The parking lot and the room were both half empty, but there were two 20/40 games going.   I landed sixth on the list, but it moved quickly, and soon I got a seat, then didn't move an inch for the next seven hours.   Well, my stack moved— downwards— in spite of a truly wonderful lineup.   A sixty something Chinese lady sat next to me all that time, and timidly went to the river with nearly every hand, making rebuy after rebuy.   The one time she actually made a bluff, then proudly showed it, we all clapped and cheered for her.   Well, not the guy she knocked off the best hand on the river, but everyone else.  

Hadn't seen Singapore John for, like, a year or more, but there he was in seat five, his old favorite.   Said he's moving back there, just in town to sell his house, and leaving tomorrow.   So I guess this was his Seattle Poker swan song.   Too bad, as he's a fun guy action player who likes nearly every starting hand too.  

The rest of the lineup had just a couple slightly rough spots, but otherwise was nice and soft.   Kinda like Charmin.   It also included this one incredibly stoic guy, a regular I won't name, who can sit there for hours, never say anything, passively play nearly every hand, and rebuy, rebuy, rebuy.   After a while he may curse some very quietly, under his breath, but otherwise never says a word.  

So it was a great game, but I sucked, and couldn't do much.   Oh well.   At least they play here every day, so plenty of opportunity to get revenge.  

---
How Low Can You Go?

No, we're not talking about dancing the Limbo.   This ties in to an old Sgt.   Rock quote (see the archives) about how "Everyone's true character shows itself sooner or later in the poker game."   We're talking about those players who get beat, then "punish the dealer" by deliberately mucking their hand AWAY from the center, instead of towards the center.  

Sometimes they are actually able to inflict physical pain on the poor dealer who has to reach and stretch to retrieve that low-life's cards, even when she already has an aching back, or shoulders, or worse, from the repetitive motion stresses and strains of dealing the game every day.   And that doesn't even begin to talk about the arrogance, the attitude, the insult, the disrespect, conveyed by this despicable gesture.   I guess this is why I could never be a dealer; first time some asshole pulled that shit on me, I would surely say or do something that would get me fired right away.  

And how about the utter stupidity of blaming bad luck on the dealer in the first place? If she really had any control, wouldn't she put her sister and both her cousins into the game? What kind of pathetically immature personality does it take, what kind of "denial" to you have to be in, to hold the dealer responsible for which cards, shuffled by a machine, come off the deck?
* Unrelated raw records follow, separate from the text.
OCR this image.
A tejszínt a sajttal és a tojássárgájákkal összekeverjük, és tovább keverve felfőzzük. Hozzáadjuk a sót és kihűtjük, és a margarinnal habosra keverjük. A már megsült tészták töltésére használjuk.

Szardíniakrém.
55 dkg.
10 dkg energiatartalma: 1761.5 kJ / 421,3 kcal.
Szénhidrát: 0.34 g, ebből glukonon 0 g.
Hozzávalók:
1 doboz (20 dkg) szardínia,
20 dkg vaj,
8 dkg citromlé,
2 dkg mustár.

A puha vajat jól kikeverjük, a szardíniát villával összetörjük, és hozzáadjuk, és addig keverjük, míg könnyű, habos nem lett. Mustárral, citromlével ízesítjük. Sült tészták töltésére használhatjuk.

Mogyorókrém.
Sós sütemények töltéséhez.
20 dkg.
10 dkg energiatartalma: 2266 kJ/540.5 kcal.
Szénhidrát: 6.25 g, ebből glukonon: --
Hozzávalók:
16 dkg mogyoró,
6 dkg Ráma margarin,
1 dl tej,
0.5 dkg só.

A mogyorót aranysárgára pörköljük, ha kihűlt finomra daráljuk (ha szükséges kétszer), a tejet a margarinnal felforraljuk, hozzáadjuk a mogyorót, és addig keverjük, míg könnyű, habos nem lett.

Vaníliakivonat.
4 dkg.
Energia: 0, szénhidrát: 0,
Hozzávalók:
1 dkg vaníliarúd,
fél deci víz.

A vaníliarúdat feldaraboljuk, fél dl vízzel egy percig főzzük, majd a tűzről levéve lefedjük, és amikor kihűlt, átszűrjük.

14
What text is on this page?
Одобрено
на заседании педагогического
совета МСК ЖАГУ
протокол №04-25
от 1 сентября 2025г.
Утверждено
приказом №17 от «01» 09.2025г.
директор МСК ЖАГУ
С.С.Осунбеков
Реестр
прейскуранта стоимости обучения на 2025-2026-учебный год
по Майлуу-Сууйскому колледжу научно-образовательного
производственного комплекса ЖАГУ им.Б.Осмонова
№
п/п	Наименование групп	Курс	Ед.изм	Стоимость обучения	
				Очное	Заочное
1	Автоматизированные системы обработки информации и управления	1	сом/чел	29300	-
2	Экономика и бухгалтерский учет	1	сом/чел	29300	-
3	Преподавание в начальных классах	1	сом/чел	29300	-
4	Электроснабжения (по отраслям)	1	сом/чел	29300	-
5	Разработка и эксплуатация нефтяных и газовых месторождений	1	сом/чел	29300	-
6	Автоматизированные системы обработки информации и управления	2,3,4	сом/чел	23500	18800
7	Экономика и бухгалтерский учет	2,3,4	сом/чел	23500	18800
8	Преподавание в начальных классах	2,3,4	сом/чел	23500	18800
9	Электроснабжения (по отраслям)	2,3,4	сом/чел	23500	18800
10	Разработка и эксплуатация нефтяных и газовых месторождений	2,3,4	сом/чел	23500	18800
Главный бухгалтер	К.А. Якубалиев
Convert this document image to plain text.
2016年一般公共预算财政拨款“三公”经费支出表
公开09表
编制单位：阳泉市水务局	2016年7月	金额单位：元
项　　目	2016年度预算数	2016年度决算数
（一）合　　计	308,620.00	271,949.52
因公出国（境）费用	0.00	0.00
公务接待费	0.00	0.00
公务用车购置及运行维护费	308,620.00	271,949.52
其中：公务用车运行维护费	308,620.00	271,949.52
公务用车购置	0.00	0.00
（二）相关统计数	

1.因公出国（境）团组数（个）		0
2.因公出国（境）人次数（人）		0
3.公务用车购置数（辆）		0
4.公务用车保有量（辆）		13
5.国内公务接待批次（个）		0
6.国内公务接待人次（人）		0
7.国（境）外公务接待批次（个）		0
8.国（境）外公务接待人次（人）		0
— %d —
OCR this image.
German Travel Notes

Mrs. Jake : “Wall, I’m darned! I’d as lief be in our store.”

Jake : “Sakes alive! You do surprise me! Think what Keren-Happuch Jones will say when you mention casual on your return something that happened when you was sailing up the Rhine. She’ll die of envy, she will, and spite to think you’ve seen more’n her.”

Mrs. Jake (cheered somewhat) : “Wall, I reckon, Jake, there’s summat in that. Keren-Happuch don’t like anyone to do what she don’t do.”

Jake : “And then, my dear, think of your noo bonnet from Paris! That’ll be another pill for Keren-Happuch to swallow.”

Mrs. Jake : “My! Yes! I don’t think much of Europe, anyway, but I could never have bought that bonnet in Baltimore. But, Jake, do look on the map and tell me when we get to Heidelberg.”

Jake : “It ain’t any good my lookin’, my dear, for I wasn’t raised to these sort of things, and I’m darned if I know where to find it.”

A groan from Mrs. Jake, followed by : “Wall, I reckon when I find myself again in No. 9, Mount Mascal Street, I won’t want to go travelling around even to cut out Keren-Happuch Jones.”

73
And ya know what's really frightening? These same people, with this same broke-dick defective reasoning, get to vote in the presidential election.   Or if you or I were to somehow be arrested for something and put on trial, innocent, these same brain-damaged people could be on the jury, deciding our fate.   Scary!

---
To Catch a Thief

Even worse is a player who steals chips from the pot, and this next part is posted as a public service.   I thought I saw a something wrong in the D.L. 20/40 the other day, and it reminded me that I thought I had maybe seen the same thing from the same guy at the Mucks last year.   I'm only 82% sure I saw what I thought I saw, so I cannot name this guy.   I'll just say that he's younger than me, and English is not his first language, but he is not Asian.   He's not a regular at D.L., but I see him there once or twice a month or so.   That narrows it down some, so if you play or deal in Seattle, well, keep your eyes open, and try to catch and bust this guy if you can.   Here's what I thought I saw:

A bet and one or more raises have been called.   The betting round is over, maybe the showdown has occurred and our boy has lost, or maybe it's just the turn.   Our boy has some loose chips on the cloth in front of his stack, near his hands, and then his bets and calls are stacked out in front of him.   The dealer has already verified that all the bets are "out there," correct number of chips everywhere; the pot is right."

But then our boy "helps" the dealer bring in his bets, even when no help is needed.   Some players help sometimes with the edge of their hand, or fingertips, or maybe "clear" their hand after helping, to show that nothing went South.   Not this guy.   He pushes them out with his palms, smearing them into the cloth, breaking the neat stacks into a loose pile of chips, just in time for the dealer to take that pile to the pot.   Then he drags his hands, palms still down, back over the aforementioned loose chips in front of his stack, grabs some of those, and puts them on his stacks.   Got the picture?

I saw this three times in a session last week, and was thinking that there is no reason to do this-- handle your chips and bets in quite that way-- unless you wanted to steal, and every reason to do it, exactly that way, if you did want to steal.   But I'm slow, and didn't figure all that out until the third time I saw it.   Shortly after that, the alleged perpetrator racked up and left.  

So to bust this guy, you would have to catch the dealer the moment she has taken that pile, but before she can bring it into the pot, and have her stack it back up again, and show that what just a moment ago was 16 chips, is now only 14 or 15 chips.   And I damn well better be right, or face some extreme embarrassment, or worse.  

---
My Worst Play This Year (So Far)

I open limp under the gun with pocket deuces.   Now that may seem bad right there, and it usually would be.   But this is the late night game, 5 or 6 or more players seeing nearly every flop, usually for one or two bets, so I feel just fine about the limp.  

Shauna raises right behind me.   Oops.   Can't like that much.   But then she gets a few callers.   OK, that's better.  

And it flopped real nice, too: Q 4 2.   I checkraise, and Shauna calls.  

Turn brings another Queen, I bet, she raises, and I just call.   I have to put her on three Queens, or a big pair, and still think my boat is best.   I'm vaguely planning to wait and see that the river isn't too threatening, maybe raise her then, but not yet.  

And I was damn glad I didn't, too, when the river brought yet another Queen! I check, she bets, I call, and she shows me four Queens.  

So that's that's my worst play so far this year: The last call on the river.   A moment ago I had a big hand, but now I have shit.   What can I beat? I needed to take a moment, take a breath, accept the suckout, fold, and save some chips.   But instead, almost by reflex, and as if "in denial," I quickly made that truly moronic call.   Sick.  
---
MegaTell

After the house rake, Lil's drops another $2 per hand, to fund the bad beat and super bad beat jackpots, plus they give a $500 cash bonus for the highest Hold Em hand, every two hours.   So whenever you make a big boat, or especially quads or a straight flush, you're wondering if someone else in the room already hit a higher hand, or if you have a shot at the five bills.   The highest hand (so far) is recorded on the big whiteboard up front, right beside the waiting lists.   You can always look up there to see what you gotta beat.   And if you're in the 20/40 Main Game, you're at Table 1, very near that board.  

If this isn't The Mother of All Tells, then I don't know what is.   A scare card hits the turn, or river, and the player looks up at the board, to see what the high hand is.   Five times out of six that I've seen someone take that look, it turned out that they had indeed just made the monster hand.   And when I made quads on the river the other day, I really had to fight the urge to look.